這也會導致python包路徑獲取不完整,因為通過dists=importlib.metadata.distributions()獲取的包名(例如 pycryptodome )和實際的模塊名(例如 Crypto )不一樣,在package_dir=importlib.resources.files(package_name)這一步是靠先import來找文件的,所以會直接報錯。
該問題可以使用importlib_metadata.packages_distributions來解決,這個API返回的是每個分發包的包名和可import模塊的映射
當前發現的問題
依賴缺失
這種情況不一定是問題,因為部分模塊只是被弱依賴,也就是沒有他們也能正常運行。
可選模塊
In package urllib3, file /usr/lib/python3.11/site-packages/urllib3/response.py imports brotli which is not in dependencies.
try:
try:
import brotlicffi as brotli
except ImportError:
import brotli
except ImportError:
brotli=None
還有比如測試代碼,也會有一些依賴缺失,這些優先級不高
In package zake, file /usr/lib/python3.11/site-packages/zake/test.py imports testtools which is not in dependencies.
上游開發問題
還有就是真的是上游沒有寫好依賴,比如urllib3這個包。
In package urllib3, file /usr/lib/python3.11/site-packages/urllib3/contrib/appengine.py imports google which is not in dependencies.
In package urllib3, file /usr/lib/python3.11/site-packages/urllib3/contrib/socks.py imports socks which is not in dependencies.
In package urllib3, file /usr/lib/python3.11/site-packages/urllib3/contrib/pyopenssl.py imports OpenSSL which is not in dependencies.
In package urllib3, file /usr/lib/python3.11/site-packages/urllib3/contrib/pyopenssl.py imports idna which is not in dependencies.
In package urllib3, file /usr/lib/python3.11/site-packages/urllib3/contrib/pyopenssl.py imports cryptography which is not in dependencies.
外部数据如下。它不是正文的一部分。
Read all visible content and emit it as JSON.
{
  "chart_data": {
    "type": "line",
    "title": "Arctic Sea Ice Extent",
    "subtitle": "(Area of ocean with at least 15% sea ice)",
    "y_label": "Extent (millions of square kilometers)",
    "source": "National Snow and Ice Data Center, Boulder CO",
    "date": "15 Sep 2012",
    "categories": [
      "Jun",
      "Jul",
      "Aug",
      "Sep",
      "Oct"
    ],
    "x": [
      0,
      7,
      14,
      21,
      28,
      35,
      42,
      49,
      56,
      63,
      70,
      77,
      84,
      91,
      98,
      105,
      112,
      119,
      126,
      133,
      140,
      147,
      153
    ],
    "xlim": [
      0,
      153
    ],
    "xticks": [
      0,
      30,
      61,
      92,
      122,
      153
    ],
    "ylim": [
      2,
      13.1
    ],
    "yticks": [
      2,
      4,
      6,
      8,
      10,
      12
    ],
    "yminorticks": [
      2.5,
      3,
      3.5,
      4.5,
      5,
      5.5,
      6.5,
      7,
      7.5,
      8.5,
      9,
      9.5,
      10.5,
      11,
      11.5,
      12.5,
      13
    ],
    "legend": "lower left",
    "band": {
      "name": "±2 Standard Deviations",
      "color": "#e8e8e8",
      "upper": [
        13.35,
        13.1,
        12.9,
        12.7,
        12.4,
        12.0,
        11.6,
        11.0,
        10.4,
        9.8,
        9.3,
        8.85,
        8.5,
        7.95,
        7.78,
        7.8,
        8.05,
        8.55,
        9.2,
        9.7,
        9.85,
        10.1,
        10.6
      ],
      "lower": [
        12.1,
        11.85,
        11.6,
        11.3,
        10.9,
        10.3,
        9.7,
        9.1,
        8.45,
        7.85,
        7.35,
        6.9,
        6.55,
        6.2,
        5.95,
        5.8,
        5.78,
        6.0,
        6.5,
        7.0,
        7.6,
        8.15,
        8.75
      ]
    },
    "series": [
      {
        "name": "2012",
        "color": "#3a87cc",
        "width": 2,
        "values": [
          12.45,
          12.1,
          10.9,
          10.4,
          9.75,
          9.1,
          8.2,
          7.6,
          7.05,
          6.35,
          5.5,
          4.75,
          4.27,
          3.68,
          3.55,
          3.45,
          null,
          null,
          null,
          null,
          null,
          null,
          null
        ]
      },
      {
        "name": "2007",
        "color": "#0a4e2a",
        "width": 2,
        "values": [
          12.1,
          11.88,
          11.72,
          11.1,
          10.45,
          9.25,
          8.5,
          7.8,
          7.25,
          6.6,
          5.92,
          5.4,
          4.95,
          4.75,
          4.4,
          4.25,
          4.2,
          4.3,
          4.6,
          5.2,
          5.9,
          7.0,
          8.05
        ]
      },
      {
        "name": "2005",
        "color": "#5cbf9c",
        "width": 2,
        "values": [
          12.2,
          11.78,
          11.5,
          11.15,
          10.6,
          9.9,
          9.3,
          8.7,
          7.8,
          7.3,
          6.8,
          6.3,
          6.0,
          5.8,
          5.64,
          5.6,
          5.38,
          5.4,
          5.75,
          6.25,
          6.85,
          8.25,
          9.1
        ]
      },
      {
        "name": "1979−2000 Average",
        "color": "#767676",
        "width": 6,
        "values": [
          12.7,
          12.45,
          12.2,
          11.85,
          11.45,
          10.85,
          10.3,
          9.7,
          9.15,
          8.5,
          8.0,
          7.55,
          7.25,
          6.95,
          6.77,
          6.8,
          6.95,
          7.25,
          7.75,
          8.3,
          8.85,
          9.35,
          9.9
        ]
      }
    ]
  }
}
In package urllib3, file /usr/lib/python3.11/site-packages/urllib3/contrib/ntlmpool.py imports ntlm which is not in dependencies.
再比如tox缺失了部份依賴
tox==4.10.0
├── cachetools [required: Any, installed: 5.3.1]
├── chardet [required: >=5.2, installed: 5.2.0]
├── colorama [required: >=0.4.6, installed: 0.4.6]
├── filelock [required: Any, installed: 3.12.4]
├── packaging [required: Any, installed: 23.1]
├── platformdirs [required: Any, installed: 2.5.4]
├── pluggy [required: Any, installed: 1.3.0]
├── pyproject-api [required: Any, installed: 1.5.1]
│ └── packaging [required: >=23, installed: 23.1]
└── virtualenv [required: >=20, installed: 20.21.1]
├── distlib [required: >=0.3.6,<1, installed: 0.3.7]
├── filelock [required: >=3.4.1,<4, installed: 3.12.4]
└── platformdirs [required: >=2.4,<4, installed: 2.5.4]
In package tox, file /usr/lib/python3.11/site-packages/tox/tox_env/python/virtual_env/package/pyproject.py imports tomli which is not in dependencies.
n package tox, file /usr/lib/python3.11/site-packages/tox/execute/local_sub_process/read_via_thread_unix.py imports select which is not in dependencies.
還有tooz等。
In package tooz, file /usr/lib/python3.11/site-packages/tooz/drivers/pgsql.py imports psycopg2 which is not in dependencies.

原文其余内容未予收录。